The task file is at tasks/public/instructlab/knowledge/textbook/science/biology/photosynthesis/task.yaml. Key fields:

task_name: instructlab/knowledge/textbook/science/biology/photosynthesis
task_description: To teach a language model about photosynthesis
created_by: IBM Research
data_builder: instructlab/knowledge

seed_examples:
  - question: What is respiration?
    answer: The word respiration is commonly used to describe the process of breathing in oxygen and breathing out carbon dioxide.
  - question: What is an ecosystem?
    answer: An ecosystem is a community of organisms and their physical environment interacting together.
  - question: What is metabolism?
    answer: Metabolism is the chemical reactions in the body's cells that change food into energy.

include:
  documents:
    photosynthesis: ${DGT_DATA_DIR}/public/instructlab/knowledge/textbook/science/biology/photosynthesis/photosynthesis.md

domain: biology
chunk_size: 800
question_style: FRQ
criteria:
  - faithfulness
  - relevancy
  - question_verification

The include.documents directive loads the reference document.
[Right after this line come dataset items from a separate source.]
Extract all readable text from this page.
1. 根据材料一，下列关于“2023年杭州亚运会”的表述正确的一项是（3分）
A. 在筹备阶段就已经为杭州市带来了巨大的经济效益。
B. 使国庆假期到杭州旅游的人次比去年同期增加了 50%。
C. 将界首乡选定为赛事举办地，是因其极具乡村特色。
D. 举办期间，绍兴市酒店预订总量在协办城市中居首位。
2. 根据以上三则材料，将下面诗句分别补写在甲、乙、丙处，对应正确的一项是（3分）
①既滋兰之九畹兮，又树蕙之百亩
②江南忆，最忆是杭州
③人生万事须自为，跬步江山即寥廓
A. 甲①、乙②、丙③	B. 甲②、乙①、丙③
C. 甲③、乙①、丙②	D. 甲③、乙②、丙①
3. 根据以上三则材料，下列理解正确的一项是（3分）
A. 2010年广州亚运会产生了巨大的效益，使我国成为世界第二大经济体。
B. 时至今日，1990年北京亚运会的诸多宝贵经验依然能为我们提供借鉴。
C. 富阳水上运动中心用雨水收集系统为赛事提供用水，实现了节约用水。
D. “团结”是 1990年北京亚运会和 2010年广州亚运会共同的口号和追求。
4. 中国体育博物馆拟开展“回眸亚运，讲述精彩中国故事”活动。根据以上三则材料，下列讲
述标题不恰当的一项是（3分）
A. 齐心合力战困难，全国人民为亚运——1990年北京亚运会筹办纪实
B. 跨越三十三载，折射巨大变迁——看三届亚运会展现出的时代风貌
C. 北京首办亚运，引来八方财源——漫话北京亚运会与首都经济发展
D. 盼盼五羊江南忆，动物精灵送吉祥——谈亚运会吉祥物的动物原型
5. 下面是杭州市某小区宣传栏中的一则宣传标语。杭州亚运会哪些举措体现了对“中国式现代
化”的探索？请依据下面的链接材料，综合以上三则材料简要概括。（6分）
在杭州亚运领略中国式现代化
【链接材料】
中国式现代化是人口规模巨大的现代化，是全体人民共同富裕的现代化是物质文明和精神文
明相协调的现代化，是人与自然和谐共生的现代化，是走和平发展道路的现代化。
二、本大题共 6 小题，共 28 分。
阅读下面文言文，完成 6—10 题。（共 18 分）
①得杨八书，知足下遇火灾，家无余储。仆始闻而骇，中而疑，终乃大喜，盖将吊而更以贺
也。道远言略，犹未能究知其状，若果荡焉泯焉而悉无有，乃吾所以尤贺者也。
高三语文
DiGiT chunks it automatically according to chunk_size (in tokens) and uses each chunk as grounding context for question generation.

How it works

The knowledge databuilder runs a multi-stage pipeline:

Generation: the model generates questions grounded in each document chunk, using the seed examples as style references.
Validation: an LM judge checks each QA pair against the document for faithfulness and relevancy, and verifies the question is answerable.
Tagging and deduplication: outputs are tagged and near-duplicates are removed.

Sample output

Generated data lands in output/instructlab/knowledge/textbook/science/biology/photosynthesis/final_data.jsonl:

{
  "task_name": "instructlab/knowledge/textbook/science/biology/photosynthesis",
  "is_seed": false,
  "question": "What role does photosynthesis play in the global carbon cycle?",
  "answer": "Photosynthesis removes carbon dioxide from the atmosphere and converts it into carbohydrates stored in plant tissue. This process counteracts the carbon dioxide released by burning fossil fuels, making photosynthesis a critical regulator of atmospheric carbon and therefore of global climate.",
  "domain": "biology",
  "context": "..."
}

Using a different model or provider

Both databuilders default to granite4:3b via Ollama. To switch to a cloud provider, pass a config file:

python -m fms_dgt.public \
  --task-paths ./tasks/public/instructlab/skills/writing/freeform/debate/task.yaml \
  --config-path ./configs/public/instructlab/watsonx_skills.yaml \
  --num-outputs-to-generate 20 \
  --restart

See Changing the LM Engine for details on all supported providers.

Next steps

Add your own documents to the knowledge databuilder by creating a new task YAML under tasks/public/instructlab/knowledge/.
Add your own skills by creating a new task YAML under tasks/public/instructlab/skills/.
Read the Skills README and Knowledge README for the full list of task parameters.